Ele também criticou a ausência de transparência por parte da mineradora e de órgãos reguladores como a Agência Nacional de Mineração (ANM). 

“Não há garantia de segurança nesse modelo de mineração expansionista, que prioriza o lucro em detrimento da vida e do meio ambiente”, concluiu.

Respostas da Jaguar Mining

Em nota, a Jaguar Mining informou que criou canais de atendimento para moradores e reforçou o pedido para que as pessoas não retornem às áreas interditadas. A empresa também anunciou a instalação de equipamentos de monitoramento e a construção de estruturas de contenção para evitar novos incidentes, mas admitiu que a área acima da pilha permanece instável.

A Jaguar informou que as famílias evacuadas estão recebendo hospedagem e suporte, mas relatos da comunidade indicam falhas na assistência, como alimentação inadequada e incerteza sobre a duração do abrigo. 

“As famílias não sabem se poderão passar o Natal em segurança”, comentou o coordenador do MAM, ressaltando que os hotéis estão com alta ocupação devido ao período de festas.

Ações judiciais e próximos passos

Na terça-feira (10), a Justiça acatou parcialmente os pedidos do MPMG, determinando o pagamento de R$ 10 mil por núcleo familiar deslocado, além de valores mensais, enquanto durar a evacuação.
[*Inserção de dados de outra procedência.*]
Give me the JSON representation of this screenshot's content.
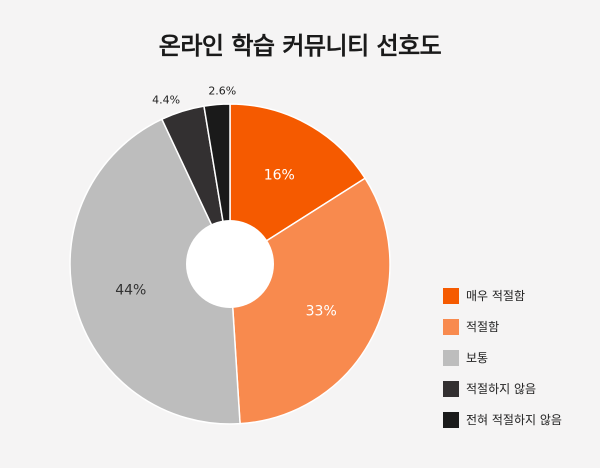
{
  "chart_data": {
    "type": "pie",
    "donut": true,
    "title": "온라인 학습 커뮤니티 선호도",
    "categories": [
      "매우 적절함",
      "적절함",
      "보통",
      "적절하지 않음",
      "전혀 적절하지 않음"
    ],
    "values": [
      16,
      33,
      44,
      4.4,
      2.6
    ],
    "data_labels": [
      "16%",
      "33%",
      "44%",
      "4.4%",
      "2.6%"
    ],
    "colors": [
      "#f55a00",
      "#f88a4e",
      "#bdbdbd",
      "#333031",
      "#1a1a1a"
    ],
    "legend_position": "right-bottom"
  }
}
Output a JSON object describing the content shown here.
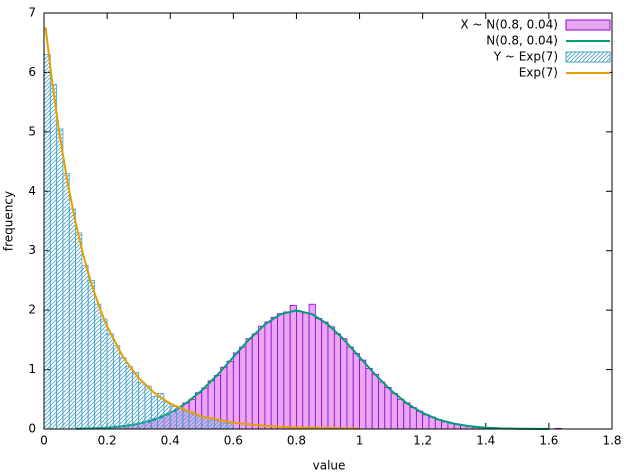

A decisão também exige a implementação de um plano de comunicação para a comunidade e medidas emergenciais para mitigar os danos socioambientais.

Enquanto isso, as investigações sobre as causas do deslizamento continuam. O Ministério Público também instaurou procedimento criminal para apurar responsabilidades e possíveis crimes ambientais e socioeconômicos.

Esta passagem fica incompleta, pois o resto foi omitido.